Russian President Vladimir Putin has announced that his government will withdraw some its military from Syria six months after the Kremlin began airstrikes in the region.
“The effective work of our military created the conditions for the beginning the peace process,” explained Putin. “I hope today’s decision will be a good signal to all the conflicting sides. I hope this will significantly increase the level of confidence of all participants of the settlement process in Syria and will contribute to the solution of the Syrian issue through peaceful means.”
They will begin the pullout on Tuesday.
“I am therefore ordering the defence minister, from tomorrow, to start the withdrawal of the main part of our military contingent from the Syrian Arab Republic,” he added.
Russia will continue using their air force and Navy in Syria.
“The leaders noted that the action of the air force of Russia had radically changed the situation in the fight against terrorism, disrupting the fighters’ infrastructure and inflicting significant damage,” stated the Kremlin.
Putin allegedly decided to withdraw the military on his own, without requests from his advisers, reports note. He also told the news to Syrian dictator personally on the telephone.
In the last week, the Syrian forces have pushed the Islamic State back to Raqqa, their self-declared capital of their caliphate. The forces regained Khanasser and killed many Islamic State fighters with help from Russia and Hezbollah troops.

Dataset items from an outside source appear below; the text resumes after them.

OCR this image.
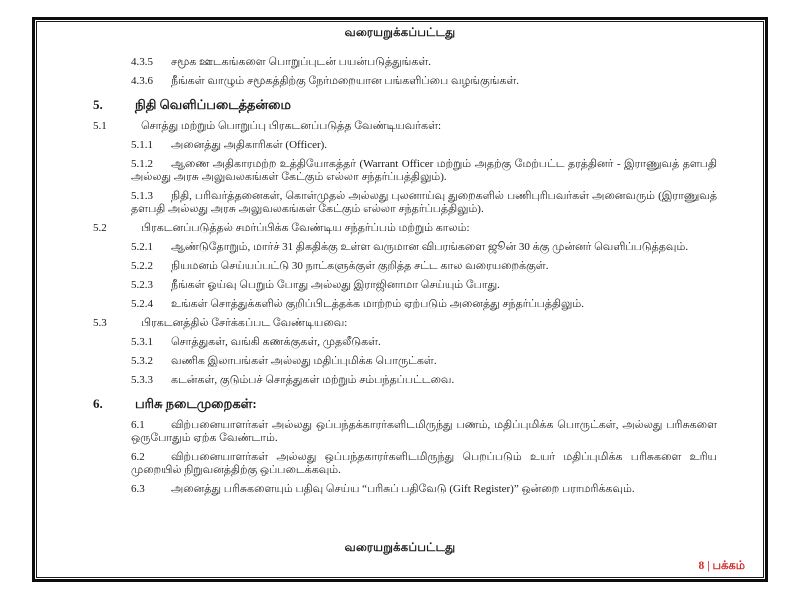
வரையறுக்கப்பட்டது

4.3.5 சமூக ஊடகங்களை பொறுப்புடன் பயன்படுத்துங்கள்.

4.3.6 நீங்கள் வாழும் சமூகத்திற்கு நேர்மறையான பங்களிப்பை வழங்குங்கள்.

5. நிதி வெளிப்படைத்தன்மை

5.1	சொத்து மற்றும் பொறுப்பு பிரகடனப்படுத்த வேண்டியவர்கள்:

5.1.1 அனைத்து அதிகாரிகள் (Officer).

5.1.2 ஆணை அதிகாரமற்ற உத்தியோகத்தர் (Warrant Officer மற்றும் அதற்கு மேற்பட்ட தரத்தினர் - இராணுவத் தளபதி அல்லது அரசு அலுவலகங்கள் கேட்கும் எல்லா சந்தர்ப்பத்திலும்).

5.1.3 நிதி, பரிவர்த்தனைகள், கொள்முதல் அல்லது புலனாய்வு துறைகளில் பணிபுரிபவர்கள் அனைவரும் (இராணுவத் தளபதி அல்லது அரசு அலுவலகங்கள் கேட்கும் எல்லா சந்தர்ப்பத்திலும்).

5.2	பிரகடனப்படுத்தல் சமர்ப்பிக்க வேண்டிய சந்தர்ப்பம் மற்றும் காலம்:

5.2.1 ஆண்டுதோறும், மார்ச் 31 திகதிக்கு உள்ள வருமான விபரங்களை ஜூன் 30 க்கு முன்னர் வெளிப்படுத்தவும்.

5.2.2 நியமனம் செய்யப்பட்டு 30 நாட்களுக்குள் குறித்த சட்ட கால வரையறைக்குள்.

5.2.3 நீங்கள் ஓய்வு பெறும் போது அல்லது இராஜினாமா செய்யும் போது.

5.2.4 உங்கள் சொத்துக்களில் குறிப்பிடத்தக்க மாற்றம் ஏற்படும் அனைத்து சந்தர்ப்பத்திலும்.

5.3	பிரகடனத்தில் சேர்க்கப்பட வேண்டியவை:

5.3.1 சொத்துகள், வங்கி கணக்குகள், முதலீடுகள்.

5.3.2 வணிக இலாபங்கள் அல்லது மதிப்புமிக்க பொருட்கள்.

5.3.3 கடன்கள், குடும்பச் சொத்துகள் மற்றும் சம்பந்தப்பட்டவை.

6. பரிசு நடைமுறைகள்:

6.1 விற்பனையாளர்கள் அல்லது ஒப்பந்தக்காரர்களிடமிருந்து பணம், மதிப்புமிக்க பொருட்கள், அல்லது பரிசுகளை ஒருபோதும் ஏற்க வேண்டாம்.

6.2 விற்பனையாளர்கள் அல்லது ஒப்பந்தகாரர்களிடமிருந்து பெறப்படும் உயர் மதிப்புமிக்க பரிசுகளை உரிய முறையில் நிறுவனத்திற்கு ஒப்படைக்கவும்.

6.3 அனைத்து பரிசுகளையும் பதிவு செய்ய “பரிசுப் பதிவேடு (Gift Register)” ஒன்றை பராமரிக்கவும்.

வரையறுக்கப்பட்டது
8 | பக்கம்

Syrian peace talks began in Geneva this week with Russia, sponsored by the United Nations. It includes a special delegation from Syria.
However, some believe Putin’s intentions are a ploy.
“Putin is just sending a message herein that he is ‘in control’ in Syria, and he can force Assad to the negotiating table, if or when he so wishes,” stated Tim Ash, head of emerging-market strategy at Nomura in London.
He also believes that “Putin is also trying ‘to reinforce on the West that Russia can brings lots of ‘solutions’ in Syria, and all this still seems to be a Russian negotiating ploy with the West.'”
Russian Foreign Minister Sergei Lavrov claimed the country has evidence that Turkey has expanded in their mission in Syria.
“According to our information, they are digging in a few hundred meters from the border inside Syria,” he said.
Lavrov said the Kremlin believes that Turkey wants to “prevent Kurdish groups there from consolidating their positions” right across the Syrian border. The Turkish authorities also “imposed curfews on two mainly Kurdish towns.”